İçeriğe geçmek için "Enter"a basın

“Bu Kafayla Bu Toprakları Elde Tutamayız!”

Mehmet Şevket Eygi

ÇANLAR biz Türkiyeliler için çalıyor… Çanlar Türkiye için çalıyor… Biz duymuyoruz, biz gereği gibi ilgilenmiyoruz, biz tedbir almıyoruz, biz kendimizi korumak, ülkemizi korumak için yeteri kadar çalışmıyoruz.

Anlatacak, duyuracak o kadar şey var ki…

Birkaç tanesini yazayım:

BİRİNCİSİ:

(www.gamkonline.com) internet sitesi Ermeni milliyetçilerine ait. Fransızca yayın yapıyorlar. 25.04.2006 tarihli bir yazının son cümlelerini tercüme ediyorurm:

“Sevgili vatandaşlar! Türkiye’ye karşı örgütlenmeyi sürdüreceğiz. Daha iyi seferber olmak için örgütlenmek… Kazanmak için… Sadece Ermeni soykırımının tanınması için değil; aynı zamanda özgür, bağımsız ve birleşmiş bir Ermenistan için. Elbirliğiyle VAN, MUŞ, KARS, SAMSUN, BİTLİS ve ERZURUM’u geri alabilmek için.

Yaşasın Ermeni halkı!

Yaşasın Ermeni halkının mücadelesi!”

Ermenistan devletinin bir takım yüksek şahsiyetlerinin “Bizim Türkiye’den toprak talebimiz yoktur…” beyanlarına inanmayınız, kanmayınız. Ermenilerin topraklarımızda gözleri vardır.

Madem ki, onlar bizden toprak istiyorlar. Bizim de şöyle konuşmaya hakkımız olmalıdır: Revan (şimdiki Erivan) yakın tarihe kadar bir İslâm-Türk şehri idi. Biz de onu istiyoruz…

İKİNCİSİ:

5 Ekim 2006 tarihinde Türk Tarih Kurumu(TTK) Başkanı Profesör Yusuf Halaçoğlu, Türkiye’yi Edirne’den Kars’a, Sinop’tan İskenderun’a kadar ayağa kaldırması gereken bir konuşma yaptı. (www.haberte.com) sitesindeki haberden birkaç cümle:

“Bu kafayla bu toprakları elimizde tutamayız…”

“İki tane tank ihalesine sokmayacağım demekle, karşımızdaki güçle başedemeyiz. Türkiye çok daha kuvvetli restler çekmek zorundadır.”

“Tarih boyunca Türklerin kurduğu 16 devletin yıkıldığını, 17’nci devletin Türkiye Cumhuriyeti olduğunu söyledi…”

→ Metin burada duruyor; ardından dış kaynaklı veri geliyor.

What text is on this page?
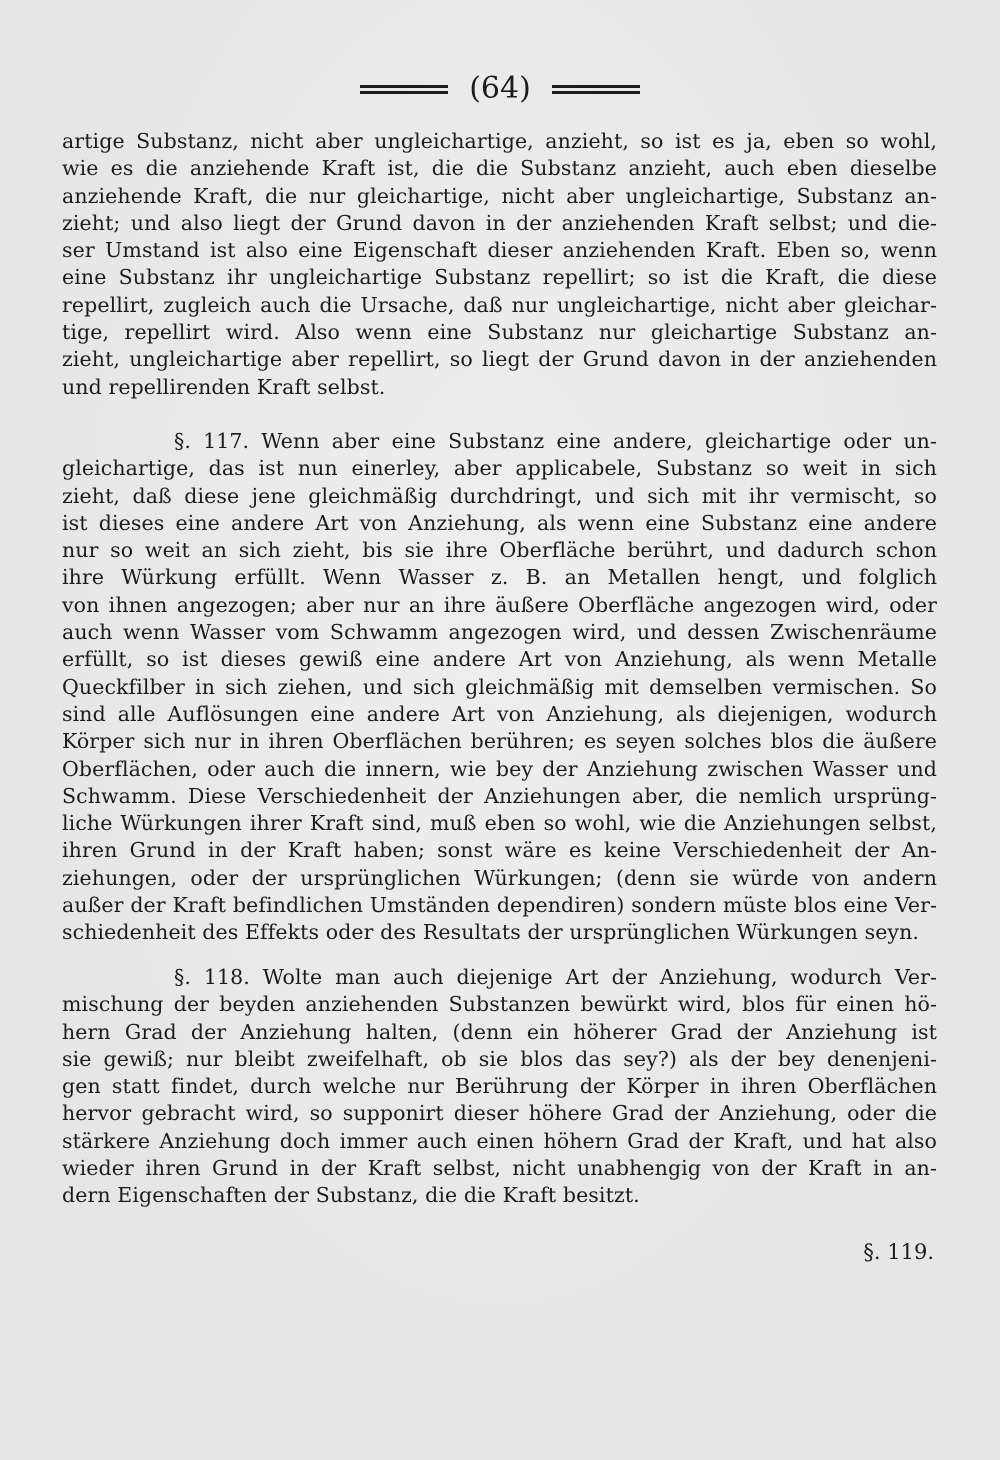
(64)
artige Substanz, nicht aber ungleichartige, anzieht, so ist es ja, eben so wohl,
wie es die anziehende Kraft ist, die die Substanz anzieht, auch eben dieselbe
anziehende Kraft, die nur gleichartige, nicht aber ungleichartige, Substanz an-
zieht; und also liegt der Grund davon in der anziehenden Kraft selbst; und die-
ser Umstand ist also eine Eigenschaft dieser anziehenden Kraft. Eben so, wenn
eine Substanz ihr ungleichartige Substanz repellirt; so ist die Kraft, die diese
repellirt, zugleich auch die Ursache, daß nur ungleichartige, nicht aber gleichar-
tige, repellirt wird. Also wenn eine Substanz nur gleichartige Substanz an-
zieht, ungleichartige aber repellirt, so liegt der Grund davon in der anziehenden
und repellirenden Kraft selbst.
§. 117. Wenn aber eine Substanz eine andere, gleichartige oder un-
gleichartige, das ist nun einerley, aber applicabele, Substanz so weit in sich
zieht, daß diese jene gleichmäßig durchdringt, und sich mit ihr vermischt, so
ist dieses eine andere Art von Anziehung, als wenn eine Substanz eine andere
nur so weit an sich zieht, bis sie ihre Oberfläche berührt, und dadurch schon
ihre Würkung erfüllt. Wenn Wasser z. B. an Metallen hengt, und folglich
von ihnen angezogen; aber nur an ihre äußere Oberfläche angezogen wird, oder
auch wenn Wasser vom Schwamm angezogen wird, und dessen Zwischenräume
erfüllt, so ist dieses gewiß eine andere Art von Anziehung, als wenn Metalle
Queckfilber in sich ziehen, und sich gleichmäßig mit demselben vermischen. So
sind alle Auflösungen eine andere Art von Anziehung, als diejenigen, wodurch
Körper sich nur in ihren Oberflächen berühren; es seyen solches blos die äußere
Oberflächen, oder auch die innern, wie bey der Anziehung zwischen Wasser und
Schwamm. Diese Verschiedenheit der Anziehungen aber, die nemlich ursprüng-
liche Würkungen ihrer Kraft sind, muß eben so wohl, wie die Anziehungen selbst,
ihren Grund in der Kraft haben; sonst wäre es keine Verschiedenheit der An-
ziehungen, oder der ursprünglichen Würkungen; (denn sie würde von andern
außer der Kraft befindlichen Umständen dependiren) sondern müste blos eine Ver-
schiedenheit des Effekts oder des Resultats der ursprünglichen Würkungen seyn.
§. 118. Wolte man auch diejenige Art der Anziehung, wodurch Ver-
mischung der beyden anziehenden Substanzen bewürkt wird, blos für einen hö-
hern Grad der Anziehung halten, (denn ein höherer Grad der Anziehung ist
sie gewiß; nur bleibt zweifelhaft, ob sie blos das sey?) als der bey denenjeni-
gen statt findet, durch welche nur Berührung der Körper in ihren Oberflächen
hervor gebracht wird, so supponirt dieser höhere Grad der Anziehung, oder die
stärkere Anziehung doch immer auch einen höhern Grad der Kraft, und hat also
wieder ihren Grund in der Kraft selbst, nicht unabhengig von der Kraft in an-
dern Eigenschaften der Substanz, die die Kraft besitzt.
§. 119.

Evet muhterem okuyucularım, Tarih Kurumu Başkanı “BİZ BU KAFA İLE BU TOPRAKLARI ELDE TUTAMAYIZ” demektedir. Bu kafa ile, bundan önceki 16 devletimiz gibi bugünkü devletimiz de yıkılır diyor.

On milyonlarca Türkiyeliyi ayağa kaldırması gereken bir uyarı çanı değil midir bu sözler?

Niçin uyanmıyoruz?

Şu bir kısım medyaya bakınız:

* Manken Şıllık kimden gebe kaldı?

* Futbolcu Tosun kiminle yattı?

* 100 kiloluk dev kabak!

* Hintli kobra yılanını öptü…

* Eski Ramazanlarda eski dolmalar nefis olurdu…

Yaşasın “Türkler bir milyon Ermeni kesti” diyen romancı Nobelli oldu!Bu kutlu ve mutlu ödül için kına yakalım, zil takıp oynayalım…

Yolda giderken bir Müslümanı gördüm. Ayak üstü birkaç dakika yârenlik ettik. Memleketin ve Müslümanların haline üzülüp, Tarih Kurumu Başkanı’nın “Bu kafa ile bu toprakları koruyamayız..?” sözlerini duyup kahr olduğu için ağladığını sanıyordum. Meğerse filan camide Sarı Hâfız çok yanık Kur’ân okumuş ona ağlıyormuş…

ÜÇÜNCÜSÜ:

Van gölünde Ahtamar adasındaki tarihî kilise, Türkiye devletinin bütçesinden ayrılan tahsisatla (ödenekle) müceddeden (yepyeni bir şekilde) restore edildi. Başbakan açacakmış. Bütün dünyaya “İşte biz böylesine toleranslıyız, biz bu derece diyalog taraftarıyız…” denilecekmiş. Adamlar avaz avaz haykırıyor: “Van’ı ve diğer doğu illerini Türklerden alıp büyük Ermenistan’ı kuracağız” diyor. Biz ise onlara karşı eski harap kiliseyi tamir ediyoruz.

DÖRDÜNCÜSÜ:

Ermeni Patriği Fransa’daki La Croix (Haç) gazetesine beyanat vermiş, şöyle diyor:

“Vaktiyle 200 bin Ermeni kızı ve kadını Müslüman yapıldı. Şimdi onların torunlarının sayısı 1.5 milyondur…”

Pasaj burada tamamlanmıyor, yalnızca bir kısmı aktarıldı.